Käthe Kollwitz, 1906, Porträt von Philipp Kester
(Nachlass Kollwitz, Käthe Kollwitz Museum Köln (c) Münchner Stadtmuseum)
Heute, am 8. Juli 2024, wäre Käthe Kollwitz 157 Jahre alt geworden
Die weltbekannte Künstlerin zeichnete sich durch ihr sozialkritisches Engagement und ihre unverkennbare individuelle Handschrift aus. Anlässlich des Ehrentages der Grafikerin und Bildhauerin beleuchten wir das künstlerische Talent der Schwestern Käthe und Lisbeth und lassen Käthe selbst zu Wort kommen.
Als Käthe Schmidt wurde sie 1867 in Königsberg in eine bildungsbürgerliche Familie hineingeboren. Ihre künstlerische Begabung wurde ebenso wie die ihrer Schwester Lise (1870-1963) früh erkannt. Von Anfang an unterstützte und förderte der Vater das zeichnerische Talent seiner Töchter.

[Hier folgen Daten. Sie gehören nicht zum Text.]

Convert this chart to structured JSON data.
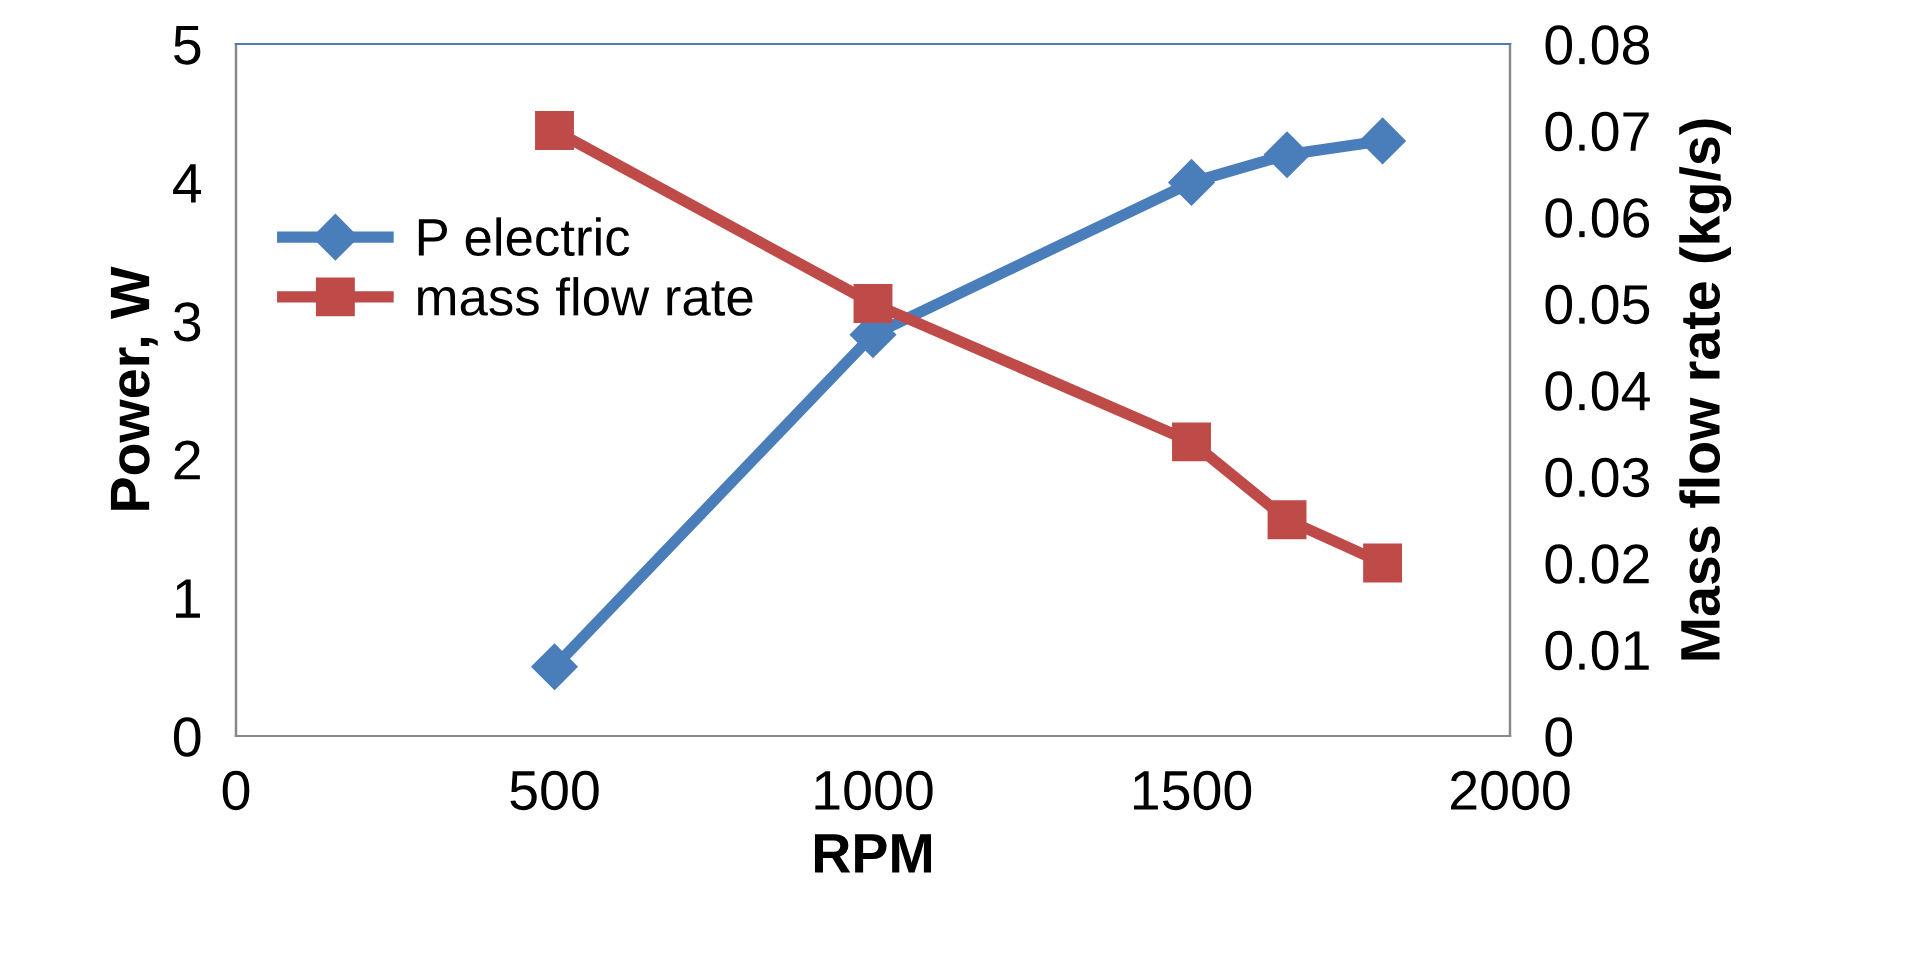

„Jetzt war es dem Vater lange klar, daß ich zeichnerisch beanlagt war, er hatte große Freude darüber, und wollte mich ganz zur Künstlerin ausbilden. Leider war ich ein Mädchen, aber auch so wollte er alles dransetzen. Er rechnete damit, daß, da ich kein hübsches Mädchen war, mir Liebessachen nicht sehr hinderlich in den Weg kommen würden; und darum war er wohl auch so enttäuscht und aufgebracht, als ich mich bereits mit 17 Jahren an Kollwitz band“, so heißt es in den autobiografischen Aufzeichnungen. (Tagebücher, S. 725f.)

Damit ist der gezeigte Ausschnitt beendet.